Most People Are Cooking Alone—And It Shows

Home cook standing in the kitchen thinking through a recipe alone

Most people don’t struggle with cooking because they can’t follow directions. They struggle because they’re doing it alone.

You can pull up a recipe. You can watch a video. You can read step-by-step instructions. But the moment something doesn’t go as planned, there’s usually no one there to ask. And that’s where confidence starts to break.

The real gap nobody talks about

Cooking is not just about instructions. It’s also about judgment. Is this supposed to look like that? Did I overcook it? Can I swap this ingredient? Why didn’t this turn out right?

Those are not just recipe questions. They’re experience questions. And not everyone has a parent they can call, a friend who cooks, or someone in the house who knows what they’re doing. So a lot of people guess.

Sometimes it works. A lot of times it doesn’t.

That leads to wasted food, frustration, and eventually falling back on the same safe meals over and over again. Not because people don’t want to improve, but because they don’t have a good way to learn without risk.

The internet doesn’t really solve that problem

There is no shortage of recipes online. There are blogs, videos, reels, and endless how-to content. But most of it is one-way.

It tells you what to do. It doesn’t give you a real place to learn from other everyday cooks, ask honest questions, or talk through the kind of kitchen issues that come up in real life.

That matters because cooking rarely goes exactly by the script.

What people actually need

Not instant answers. Not a perfect system. Just a place where they can ask questions, learn from other people’s wins and mistakes, and feel like they’re not figuring everything out alone.

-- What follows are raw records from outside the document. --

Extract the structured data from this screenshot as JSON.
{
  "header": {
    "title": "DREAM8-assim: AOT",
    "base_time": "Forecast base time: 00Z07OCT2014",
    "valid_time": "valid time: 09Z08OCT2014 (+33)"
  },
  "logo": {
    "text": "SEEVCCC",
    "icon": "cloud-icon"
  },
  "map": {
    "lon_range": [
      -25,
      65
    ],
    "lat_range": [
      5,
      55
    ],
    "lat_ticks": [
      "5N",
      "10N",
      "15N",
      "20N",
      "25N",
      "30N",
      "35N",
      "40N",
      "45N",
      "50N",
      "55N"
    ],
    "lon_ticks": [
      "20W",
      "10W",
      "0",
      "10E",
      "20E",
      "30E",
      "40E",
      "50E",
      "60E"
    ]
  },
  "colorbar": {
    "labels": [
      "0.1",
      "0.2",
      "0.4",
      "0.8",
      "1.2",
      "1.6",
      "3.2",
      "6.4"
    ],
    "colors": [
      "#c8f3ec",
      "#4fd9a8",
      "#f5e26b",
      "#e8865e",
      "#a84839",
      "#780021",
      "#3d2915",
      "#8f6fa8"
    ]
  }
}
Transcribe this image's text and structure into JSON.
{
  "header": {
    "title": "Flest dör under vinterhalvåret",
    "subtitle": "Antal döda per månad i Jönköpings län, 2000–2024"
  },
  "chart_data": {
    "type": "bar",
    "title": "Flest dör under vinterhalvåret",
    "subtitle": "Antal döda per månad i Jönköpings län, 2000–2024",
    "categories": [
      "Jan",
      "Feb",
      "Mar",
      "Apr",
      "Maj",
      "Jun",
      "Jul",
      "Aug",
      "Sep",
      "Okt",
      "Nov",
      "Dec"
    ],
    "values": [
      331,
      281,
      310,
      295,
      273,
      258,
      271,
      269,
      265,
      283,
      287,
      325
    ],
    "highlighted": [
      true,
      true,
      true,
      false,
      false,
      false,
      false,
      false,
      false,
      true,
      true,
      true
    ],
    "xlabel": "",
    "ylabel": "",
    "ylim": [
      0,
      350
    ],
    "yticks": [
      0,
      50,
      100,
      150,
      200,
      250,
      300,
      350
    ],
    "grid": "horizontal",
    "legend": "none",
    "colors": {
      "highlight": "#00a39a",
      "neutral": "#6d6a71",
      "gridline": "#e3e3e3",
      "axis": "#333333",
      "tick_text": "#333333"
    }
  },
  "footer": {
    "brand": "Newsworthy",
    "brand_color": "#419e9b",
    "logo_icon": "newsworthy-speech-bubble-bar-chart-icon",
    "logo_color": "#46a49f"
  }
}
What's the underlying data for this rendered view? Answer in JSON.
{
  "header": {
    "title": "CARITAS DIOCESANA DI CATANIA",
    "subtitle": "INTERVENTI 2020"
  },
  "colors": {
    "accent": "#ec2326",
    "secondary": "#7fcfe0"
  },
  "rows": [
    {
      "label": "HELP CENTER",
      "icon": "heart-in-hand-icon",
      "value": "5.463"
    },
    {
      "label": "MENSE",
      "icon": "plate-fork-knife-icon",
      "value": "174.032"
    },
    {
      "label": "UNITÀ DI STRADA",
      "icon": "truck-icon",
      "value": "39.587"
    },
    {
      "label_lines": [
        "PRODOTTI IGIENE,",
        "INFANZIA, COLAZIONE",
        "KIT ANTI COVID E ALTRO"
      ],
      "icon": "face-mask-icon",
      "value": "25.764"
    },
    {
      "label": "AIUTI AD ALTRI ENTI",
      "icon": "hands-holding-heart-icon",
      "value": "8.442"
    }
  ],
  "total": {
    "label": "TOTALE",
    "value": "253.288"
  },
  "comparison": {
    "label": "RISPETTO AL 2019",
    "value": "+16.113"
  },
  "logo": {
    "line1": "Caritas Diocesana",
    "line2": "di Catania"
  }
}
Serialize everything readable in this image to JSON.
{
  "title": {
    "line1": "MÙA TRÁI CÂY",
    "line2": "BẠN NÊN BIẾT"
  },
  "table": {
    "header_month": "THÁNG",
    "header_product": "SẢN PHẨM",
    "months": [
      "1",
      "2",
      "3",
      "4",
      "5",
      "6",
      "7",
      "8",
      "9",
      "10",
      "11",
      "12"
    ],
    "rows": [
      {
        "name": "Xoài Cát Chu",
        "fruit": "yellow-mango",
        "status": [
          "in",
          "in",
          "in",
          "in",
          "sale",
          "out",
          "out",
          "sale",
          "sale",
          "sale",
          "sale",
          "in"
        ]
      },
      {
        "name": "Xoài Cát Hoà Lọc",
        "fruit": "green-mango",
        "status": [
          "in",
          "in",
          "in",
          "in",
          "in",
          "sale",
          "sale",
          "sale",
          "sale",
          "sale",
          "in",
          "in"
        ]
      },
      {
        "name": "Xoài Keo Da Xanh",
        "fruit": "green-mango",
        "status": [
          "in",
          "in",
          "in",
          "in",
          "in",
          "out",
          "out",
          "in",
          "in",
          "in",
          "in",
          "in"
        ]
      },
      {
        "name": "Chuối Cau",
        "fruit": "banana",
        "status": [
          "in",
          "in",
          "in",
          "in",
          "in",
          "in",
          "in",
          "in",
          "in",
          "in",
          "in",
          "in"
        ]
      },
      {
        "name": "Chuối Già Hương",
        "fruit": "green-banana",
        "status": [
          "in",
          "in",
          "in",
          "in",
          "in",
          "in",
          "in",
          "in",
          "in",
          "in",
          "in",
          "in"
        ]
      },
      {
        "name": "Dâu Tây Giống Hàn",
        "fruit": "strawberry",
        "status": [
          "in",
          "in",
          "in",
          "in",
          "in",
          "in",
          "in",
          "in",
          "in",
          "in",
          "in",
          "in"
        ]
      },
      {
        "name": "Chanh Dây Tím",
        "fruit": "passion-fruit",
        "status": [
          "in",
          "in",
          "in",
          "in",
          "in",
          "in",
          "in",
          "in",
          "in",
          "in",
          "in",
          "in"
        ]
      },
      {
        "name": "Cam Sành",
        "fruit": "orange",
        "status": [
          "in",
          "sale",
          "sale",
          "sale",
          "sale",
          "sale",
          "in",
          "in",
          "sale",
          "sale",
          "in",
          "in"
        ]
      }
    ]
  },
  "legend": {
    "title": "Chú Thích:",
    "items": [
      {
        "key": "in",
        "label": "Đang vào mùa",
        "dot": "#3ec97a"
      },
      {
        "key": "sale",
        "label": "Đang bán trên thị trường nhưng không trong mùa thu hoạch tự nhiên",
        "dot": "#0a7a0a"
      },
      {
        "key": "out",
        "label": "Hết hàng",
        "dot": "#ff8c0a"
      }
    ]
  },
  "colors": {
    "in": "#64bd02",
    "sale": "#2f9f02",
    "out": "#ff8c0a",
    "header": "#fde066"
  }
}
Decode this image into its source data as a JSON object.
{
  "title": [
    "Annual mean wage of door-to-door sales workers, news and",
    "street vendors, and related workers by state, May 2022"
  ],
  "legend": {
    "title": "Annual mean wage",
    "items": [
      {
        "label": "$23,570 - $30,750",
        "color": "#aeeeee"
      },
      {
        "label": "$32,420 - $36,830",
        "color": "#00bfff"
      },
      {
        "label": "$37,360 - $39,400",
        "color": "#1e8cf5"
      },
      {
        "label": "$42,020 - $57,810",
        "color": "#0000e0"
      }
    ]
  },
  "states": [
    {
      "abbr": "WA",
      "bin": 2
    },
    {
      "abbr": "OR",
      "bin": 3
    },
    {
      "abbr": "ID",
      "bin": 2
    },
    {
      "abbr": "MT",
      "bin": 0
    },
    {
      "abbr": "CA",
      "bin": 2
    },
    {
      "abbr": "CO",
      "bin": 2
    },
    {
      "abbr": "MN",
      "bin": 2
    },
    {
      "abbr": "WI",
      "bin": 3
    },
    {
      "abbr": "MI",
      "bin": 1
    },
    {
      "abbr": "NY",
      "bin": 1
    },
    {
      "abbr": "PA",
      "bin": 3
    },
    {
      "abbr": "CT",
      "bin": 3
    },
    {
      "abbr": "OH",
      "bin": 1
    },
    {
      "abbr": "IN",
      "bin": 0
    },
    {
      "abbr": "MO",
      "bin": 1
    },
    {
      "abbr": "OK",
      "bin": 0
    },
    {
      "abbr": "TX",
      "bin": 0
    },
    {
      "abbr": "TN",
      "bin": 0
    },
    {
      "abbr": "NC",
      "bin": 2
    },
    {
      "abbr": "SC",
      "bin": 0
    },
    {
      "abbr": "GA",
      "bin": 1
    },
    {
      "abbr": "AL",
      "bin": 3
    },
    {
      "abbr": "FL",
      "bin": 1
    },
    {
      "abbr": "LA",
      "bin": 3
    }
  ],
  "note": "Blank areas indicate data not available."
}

Sometimes that means talking about ingredient swaps. Sometimes it means sharing what your family actually ate without complaints. Sometimes it means asking why your chicken turned rubbery or how someone else made a tight grocery budget stretch through the week.

That kind of kitchen talk has real value because it comes from people doing the same work at home, not just publishing polished recipes.

Where From Scratch is headed

This is one of the ideas behind From Scratch.

Not building a noisy social feed. Not pretending someone will always be there with an immediate answer. And not making fake promises about real-time cooking support that we can’t guarantee.

The goal is simpler and more honest than that.

We want From Scratch to grow into a place where people who love cooking, want to improve, or just want dinner to go a little smoother can share what worked, ask thoughtful questions, and help each other over time.

That includes things like general kitchen talk, recipe wins, help with cooking questions, and conversations around practical things like ingredient swaps or budget-friendly meal ideas.

It’s less about speed and more about support. Less about performance and more about people who want to help, share what they’ve learned, and see other home cooks win.

Why that matters

Most people do not need to become expert chefs. They just want to feel more confident in their kitchen. They want fewer failed meals, fewer wasted ingredients, and fewer nights where cooking feels like stress instead of progress.

That kind of confidence does not come from dumping more recipes in front of people. It comes from understanding more, learning over time, and seeing how other real cooks handle the same problems.

When people feel supported, they stick with cooking longer. They try more. They waste less. They build confidence one meal at a time.

Final thought

Right now, a lot of people are cooking alone and figuring things out the hard way.

That is part of why so many fall back on the same meals and lose confidence when something goes wrong. Give people a place to learn from each other, ask honest questions, and share what actually works, and cooking starts to feel a whole lot less frustrating.

That’s one of the directions From Scratch is building toward.